To turn on this feature at the nodeset level, configure your blueprint to look like the following:

  - id: debug_nodeset
    source: community/modules/compute/schedmd-slurm-gcp-v6-nodeset
    use: [network]
    settings:
      enable_opportunistic_maintenance: true

Use placement policies

When you turn on the enable_placement setting with Slurm, Google Cloud attempts to place the VM instances as physically close together as possible. Capacity constraints at the time of VM creation might still force the system to spread the VM instances across multiple racks.

Google provides the max-distance flag to control the maximum allowed spreading. For more information about the max-distance flag, see Reduce latency by using compact placement policies.

You can use the placement_max_distance setting on the schedmd-slurm-gcp-v6-nodeset module to control the max-distance behavior. The following example demonstrates how to configure this setting:

  - id: nodeset
    source: community/modules/compute/schedmd-slurm-gcp-v6-nodeset
    use: [ network ]
    settings:
      machine_type: c2-standard-4
      node_count_dynamic_max: 30
      enable_placement: true
      placement_max_distance: 1

You must set the enable_placement variable to true for the placement_max_distance setting to take effect.

In the preceding example, a value of 1 restricts the VM instances to the same rack. To confirm that the system applied the max-distance value, execute the following command while jobs are running:

gcloud beta compute resource-policies list \
  --format='yaml(name,groupPlacementPolicy.maxDistance)'

Configure tree width and node communication

Slurm uses a fan-out mechanism to communicate with large groups of nodes. The TreeWidth configuration variable determines the shape of this fan-out tree.

In the cloud, this fan-out mechanism can become unstable when nodes restart with new IP addresses. You can enforce that all nodes communicate directly with the controller by setting the tree_width value to a number greater than or equal to the largest partition.

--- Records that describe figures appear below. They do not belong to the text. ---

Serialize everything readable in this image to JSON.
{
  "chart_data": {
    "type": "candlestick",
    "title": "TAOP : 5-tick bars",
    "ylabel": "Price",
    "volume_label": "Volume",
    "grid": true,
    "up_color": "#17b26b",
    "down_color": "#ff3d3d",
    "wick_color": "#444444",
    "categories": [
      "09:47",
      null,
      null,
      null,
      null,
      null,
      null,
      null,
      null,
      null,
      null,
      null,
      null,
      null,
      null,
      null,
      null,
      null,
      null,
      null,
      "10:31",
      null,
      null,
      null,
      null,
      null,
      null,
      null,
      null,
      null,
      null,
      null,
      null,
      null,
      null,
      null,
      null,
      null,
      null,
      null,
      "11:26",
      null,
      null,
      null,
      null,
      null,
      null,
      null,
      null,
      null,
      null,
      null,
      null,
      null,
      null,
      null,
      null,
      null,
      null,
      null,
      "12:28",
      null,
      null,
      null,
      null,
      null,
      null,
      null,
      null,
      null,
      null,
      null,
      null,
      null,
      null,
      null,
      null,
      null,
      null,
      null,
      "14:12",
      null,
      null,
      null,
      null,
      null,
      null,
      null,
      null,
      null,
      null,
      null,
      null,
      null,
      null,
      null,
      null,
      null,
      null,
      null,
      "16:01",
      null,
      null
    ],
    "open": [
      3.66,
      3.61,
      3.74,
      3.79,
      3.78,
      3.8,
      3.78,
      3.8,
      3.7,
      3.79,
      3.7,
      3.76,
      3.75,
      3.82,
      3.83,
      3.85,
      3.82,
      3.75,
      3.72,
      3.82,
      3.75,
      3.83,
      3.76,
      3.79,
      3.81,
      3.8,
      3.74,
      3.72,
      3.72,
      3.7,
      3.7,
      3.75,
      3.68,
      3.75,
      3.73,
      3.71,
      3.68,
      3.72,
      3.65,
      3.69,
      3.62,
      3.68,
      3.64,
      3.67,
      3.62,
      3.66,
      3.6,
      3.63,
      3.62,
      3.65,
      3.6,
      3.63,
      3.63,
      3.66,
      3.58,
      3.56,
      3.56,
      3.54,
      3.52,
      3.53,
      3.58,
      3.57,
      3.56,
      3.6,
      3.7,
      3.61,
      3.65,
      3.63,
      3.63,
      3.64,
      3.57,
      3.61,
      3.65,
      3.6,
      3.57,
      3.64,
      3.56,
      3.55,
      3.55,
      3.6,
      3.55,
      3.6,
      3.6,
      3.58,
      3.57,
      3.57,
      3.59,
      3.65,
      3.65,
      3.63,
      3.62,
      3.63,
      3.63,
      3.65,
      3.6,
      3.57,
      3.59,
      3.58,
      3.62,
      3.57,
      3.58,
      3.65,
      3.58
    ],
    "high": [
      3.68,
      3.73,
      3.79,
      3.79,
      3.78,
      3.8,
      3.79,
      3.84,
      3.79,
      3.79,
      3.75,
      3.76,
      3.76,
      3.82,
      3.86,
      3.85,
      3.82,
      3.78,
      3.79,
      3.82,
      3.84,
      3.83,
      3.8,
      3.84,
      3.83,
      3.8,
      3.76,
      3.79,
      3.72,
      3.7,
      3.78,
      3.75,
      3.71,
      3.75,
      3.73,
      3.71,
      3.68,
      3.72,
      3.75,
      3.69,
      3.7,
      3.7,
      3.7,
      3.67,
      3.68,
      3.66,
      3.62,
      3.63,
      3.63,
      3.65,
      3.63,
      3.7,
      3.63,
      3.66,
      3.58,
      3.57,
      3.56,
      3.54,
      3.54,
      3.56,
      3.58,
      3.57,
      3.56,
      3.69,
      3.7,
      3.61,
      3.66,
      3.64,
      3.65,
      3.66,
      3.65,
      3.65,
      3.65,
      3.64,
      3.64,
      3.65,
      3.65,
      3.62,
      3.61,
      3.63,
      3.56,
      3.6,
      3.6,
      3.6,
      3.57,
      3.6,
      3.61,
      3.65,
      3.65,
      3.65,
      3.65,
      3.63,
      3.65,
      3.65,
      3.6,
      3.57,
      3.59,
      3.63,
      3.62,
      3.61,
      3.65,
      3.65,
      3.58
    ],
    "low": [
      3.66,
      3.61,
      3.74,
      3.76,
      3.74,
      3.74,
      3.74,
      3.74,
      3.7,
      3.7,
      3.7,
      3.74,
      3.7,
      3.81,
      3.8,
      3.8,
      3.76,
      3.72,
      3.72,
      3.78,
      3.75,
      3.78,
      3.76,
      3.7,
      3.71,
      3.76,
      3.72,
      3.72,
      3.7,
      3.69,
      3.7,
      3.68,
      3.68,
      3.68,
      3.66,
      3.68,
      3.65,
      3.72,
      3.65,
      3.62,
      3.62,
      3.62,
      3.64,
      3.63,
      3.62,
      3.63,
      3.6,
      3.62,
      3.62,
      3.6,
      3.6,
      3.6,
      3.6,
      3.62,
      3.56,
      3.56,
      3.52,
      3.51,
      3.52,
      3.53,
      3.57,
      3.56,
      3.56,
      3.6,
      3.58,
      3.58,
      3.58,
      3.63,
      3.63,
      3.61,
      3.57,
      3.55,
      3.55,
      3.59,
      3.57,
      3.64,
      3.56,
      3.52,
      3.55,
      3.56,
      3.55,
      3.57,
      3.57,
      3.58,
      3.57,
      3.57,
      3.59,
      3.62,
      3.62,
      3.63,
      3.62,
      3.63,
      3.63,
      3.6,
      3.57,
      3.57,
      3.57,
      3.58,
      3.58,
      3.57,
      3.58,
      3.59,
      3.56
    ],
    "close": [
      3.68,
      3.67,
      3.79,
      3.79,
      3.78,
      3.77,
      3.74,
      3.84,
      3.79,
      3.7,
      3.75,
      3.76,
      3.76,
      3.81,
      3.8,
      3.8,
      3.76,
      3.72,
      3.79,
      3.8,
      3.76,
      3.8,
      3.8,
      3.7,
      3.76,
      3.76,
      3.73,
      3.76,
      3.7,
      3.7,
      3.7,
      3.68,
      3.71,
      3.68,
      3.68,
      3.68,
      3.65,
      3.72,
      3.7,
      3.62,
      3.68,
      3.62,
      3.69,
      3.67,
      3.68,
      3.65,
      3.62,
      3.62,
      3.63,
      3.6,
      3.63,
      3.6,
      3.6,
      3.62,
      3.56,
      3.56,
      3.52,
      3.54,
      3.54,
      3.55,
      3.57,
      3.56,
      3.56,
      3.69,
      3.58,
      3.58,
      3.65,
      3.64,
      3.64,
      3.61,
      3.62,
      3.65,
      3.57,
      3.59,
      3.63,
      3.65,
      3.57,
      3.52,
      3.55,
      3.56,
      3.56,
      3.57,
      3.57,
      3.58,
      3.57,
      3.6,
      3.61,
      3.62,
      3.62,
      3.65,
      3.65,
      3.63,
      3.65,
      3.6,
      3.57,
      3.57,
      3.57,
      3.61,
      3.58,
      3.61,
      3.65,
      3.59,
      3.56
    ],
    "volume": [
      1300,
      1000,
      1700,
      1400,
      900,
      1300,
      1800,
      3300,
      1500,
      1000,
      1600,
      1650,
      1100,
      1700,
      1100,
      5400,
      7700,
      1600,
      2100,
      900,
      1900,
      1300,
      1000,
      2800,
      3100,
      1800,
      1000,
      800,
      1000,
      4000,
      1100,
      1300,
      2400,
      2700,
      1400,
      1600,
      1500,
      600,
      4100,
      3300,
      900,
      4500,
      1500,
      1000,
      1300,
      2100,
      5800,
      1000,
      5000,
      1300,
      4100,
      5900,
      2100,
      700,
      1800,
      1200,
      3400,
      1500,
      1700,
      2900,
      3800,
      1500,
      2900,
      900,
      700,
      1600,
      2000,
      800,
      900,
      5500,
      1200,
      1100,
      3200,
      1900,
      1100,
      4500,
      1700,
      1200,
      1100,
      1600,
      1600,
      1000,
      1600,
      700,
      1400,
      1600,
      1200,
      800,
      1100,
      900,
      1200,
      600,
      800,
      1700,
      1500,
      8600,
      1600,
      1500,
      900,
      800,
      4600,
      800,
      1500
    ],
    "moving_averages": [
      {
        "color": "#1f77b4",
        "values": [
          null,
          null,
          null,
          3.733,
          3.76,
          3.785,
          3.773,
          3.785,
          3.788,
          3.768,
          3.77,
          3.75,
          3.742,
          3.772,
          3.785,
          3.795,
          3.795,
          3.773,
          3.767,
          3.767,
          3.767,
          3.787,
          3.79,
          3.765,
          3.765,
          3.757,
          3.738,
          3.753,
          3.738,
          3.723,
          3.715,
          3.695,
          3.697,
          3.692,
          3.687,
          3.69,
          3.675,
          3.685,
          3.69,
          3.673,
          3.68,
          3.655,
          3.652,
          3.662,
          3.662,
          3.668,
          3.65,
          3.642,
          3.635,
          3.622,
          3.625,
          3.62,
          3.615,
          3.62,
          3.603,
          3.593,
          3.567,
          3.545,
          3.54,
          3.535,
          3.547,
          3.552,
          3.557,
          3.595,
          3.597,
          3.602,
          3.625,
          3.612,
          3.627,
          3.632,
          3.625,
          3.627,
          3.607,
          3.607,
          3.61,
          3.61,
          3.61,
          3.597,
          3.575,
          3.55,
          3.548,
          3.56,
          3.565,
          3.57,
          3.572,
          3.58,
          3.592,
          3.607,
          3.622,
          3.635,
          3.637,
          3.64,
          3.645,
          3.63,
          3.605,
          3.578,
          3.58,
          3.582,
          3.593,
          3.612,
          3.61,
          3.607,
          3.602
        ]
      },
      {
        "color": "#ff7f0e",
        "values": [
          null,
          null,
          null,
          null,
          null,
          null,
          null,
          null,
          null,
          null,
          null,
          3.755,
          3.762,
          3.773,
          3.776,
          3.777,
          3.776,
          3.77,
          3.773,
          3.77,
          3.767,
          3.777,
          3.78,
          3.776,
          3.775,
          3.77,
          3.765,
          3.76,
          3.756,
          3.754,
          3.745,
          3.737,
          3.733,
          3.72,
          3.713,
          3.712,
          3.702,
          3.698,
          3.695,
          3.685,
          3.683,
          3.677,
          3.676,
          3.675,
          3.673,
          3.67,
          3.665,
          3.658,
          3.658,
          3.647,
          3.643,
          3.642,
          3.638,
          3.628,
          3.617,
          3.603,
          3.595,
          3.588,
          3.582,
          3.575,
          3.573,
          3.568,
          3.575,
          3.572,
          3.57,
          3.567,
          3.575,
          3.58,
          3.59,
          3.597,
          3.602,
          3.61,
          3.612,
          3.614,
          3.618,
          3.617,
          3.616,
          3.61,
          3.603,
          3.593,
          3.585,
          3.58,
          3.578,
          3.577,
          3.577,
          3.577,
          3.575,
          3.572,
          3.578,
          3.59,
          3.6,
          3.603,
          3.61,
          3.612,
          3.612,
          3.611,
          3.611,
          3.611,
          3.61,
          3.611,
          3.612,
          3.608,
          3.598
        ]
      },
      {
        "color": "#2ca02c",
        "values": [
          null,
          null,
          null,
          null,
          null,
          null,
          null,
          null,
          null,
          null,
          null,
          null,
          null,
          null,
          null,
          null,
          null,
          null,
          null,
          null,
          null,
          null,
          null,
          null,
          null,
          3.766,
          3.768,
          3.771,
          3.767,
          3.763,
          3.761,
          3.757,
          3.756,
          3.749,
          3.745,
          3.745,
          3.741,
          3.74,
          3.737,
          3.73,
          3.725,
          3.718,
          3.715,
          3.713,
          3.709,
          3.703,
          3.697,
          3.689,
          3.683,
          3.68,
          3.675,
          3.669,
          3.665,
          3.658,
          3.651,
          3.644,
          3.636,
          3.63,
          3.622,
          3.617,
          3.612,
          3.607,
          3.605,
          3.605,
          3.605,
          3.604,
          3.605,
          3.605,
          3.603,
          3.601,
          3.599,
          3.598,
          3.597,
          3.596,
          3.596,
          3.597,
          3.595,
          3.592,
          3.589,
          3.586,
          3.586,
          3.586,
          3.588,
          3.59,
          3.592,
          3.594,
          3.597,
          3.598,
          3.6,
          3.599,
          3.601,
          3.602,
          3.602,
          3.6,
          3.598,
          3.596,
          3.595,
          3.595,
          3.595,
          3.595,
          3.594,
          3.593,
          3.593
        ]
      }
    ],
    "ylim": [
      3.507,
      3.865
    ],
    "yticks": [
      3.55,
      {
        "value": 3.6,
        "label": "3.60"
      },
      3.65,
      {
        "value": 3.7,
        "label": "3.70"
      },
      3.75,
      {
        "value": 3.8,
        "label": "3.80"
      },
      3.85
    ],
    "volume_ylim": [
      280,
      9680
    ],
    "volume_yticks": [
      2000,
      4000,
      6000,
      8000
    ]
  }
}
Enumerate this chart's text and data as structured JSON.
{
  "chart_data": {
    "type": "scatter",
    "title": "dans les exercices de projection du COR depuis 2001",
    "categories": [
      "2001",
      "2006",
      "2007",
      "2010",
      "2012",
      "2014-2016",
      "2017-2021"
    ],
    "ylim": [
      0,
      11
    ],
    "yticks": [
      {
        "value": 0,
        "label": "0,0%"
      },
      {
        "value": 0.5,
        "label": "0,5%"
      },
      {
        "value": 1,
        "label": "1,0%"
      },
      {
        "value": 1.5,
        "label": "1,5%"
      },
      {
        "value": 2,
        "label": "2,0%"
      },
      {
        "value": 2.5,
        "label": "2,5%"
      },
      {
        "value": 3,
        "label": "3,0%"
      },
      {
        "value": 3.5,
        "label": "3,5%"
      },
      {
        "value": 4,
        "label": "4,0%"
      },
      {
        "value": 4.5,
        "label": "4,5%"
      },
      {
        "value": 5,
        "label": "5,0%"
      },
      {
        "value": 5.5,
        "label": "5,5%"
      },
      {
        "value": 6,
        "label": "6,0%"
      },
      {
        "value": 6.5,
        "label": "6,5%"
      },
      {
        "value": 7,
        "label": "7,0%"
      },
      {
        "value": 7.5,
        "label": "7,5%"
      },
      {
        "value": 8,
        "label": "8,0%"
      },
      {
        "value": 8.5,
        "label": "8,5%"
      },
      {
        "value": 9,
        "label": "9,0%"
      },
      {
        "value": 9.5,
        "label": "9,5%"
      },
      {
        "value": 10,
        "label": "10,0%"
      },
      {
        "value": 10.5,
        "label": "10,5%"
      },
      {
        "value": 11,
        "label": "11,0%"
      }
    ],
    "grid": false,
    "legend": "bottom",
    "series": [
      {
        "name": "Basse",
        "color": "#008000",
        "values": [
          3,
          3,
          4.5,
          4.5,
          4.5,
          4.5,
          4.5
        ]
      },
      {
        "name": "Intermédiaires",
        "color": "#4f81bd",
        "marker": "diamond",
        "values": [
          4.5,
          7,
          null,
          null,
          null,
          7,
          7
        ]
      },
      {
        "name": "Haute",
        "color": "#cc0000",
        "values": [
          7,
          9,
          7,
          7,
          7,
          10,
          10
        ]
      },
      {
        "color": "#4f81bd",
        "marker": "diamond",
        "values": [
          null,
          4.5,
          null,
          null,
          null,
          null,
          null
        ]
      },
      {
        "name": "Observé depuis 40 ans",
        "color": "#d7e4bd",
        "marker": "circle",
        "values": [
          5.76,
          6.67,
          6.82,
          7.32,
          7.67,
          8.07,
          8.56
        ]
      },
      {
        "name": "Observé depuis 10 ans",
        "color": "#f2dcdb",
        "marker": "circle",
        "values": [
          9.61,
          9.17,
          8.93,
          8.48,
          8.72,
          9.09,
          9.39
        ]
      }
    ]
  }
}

If the largest partition contains 200 nodes, then configure the blueprint to resemble the following example:

  - id: slurm_controller
    source: community/modules/scheduler/schedmd-slurm-gcp-v6-controller
    settings:
      cloud_parameters:
        tree_width: 200

The default value is 128. Values greater than 128 might cause congestion on the controller.

Configure resume rate and node resumption

The ResumeRate parameter in the slurm.conf file controls the maximum number of nodes that Slurm attempts to resume per minute. This parameter is important in cloud environments because autoscaling can cause a large number of nodes to start concurrently.

When many nodes start simultaneously, they place a heavy load on shared resources, such as shared file systems. To reduce the peak load on these shared resources and improve overall cluster stability during scaling events, you can limit the ResumeRate parameter to stagger the node startup process.

The following example demonstrates how to limit the node resumption rate to 100 nodes per minute by using the cloud_parameters setting:

  - id: slurm_controller
    source: community/modules/scheduler/schedmd-slurm-gcp-v6-controller
    settings:
      cloud_parameters:
        resume_rate: 100

Adjust this value based on the capabilities of your shared file system and the expected scaling behavior of your cluster.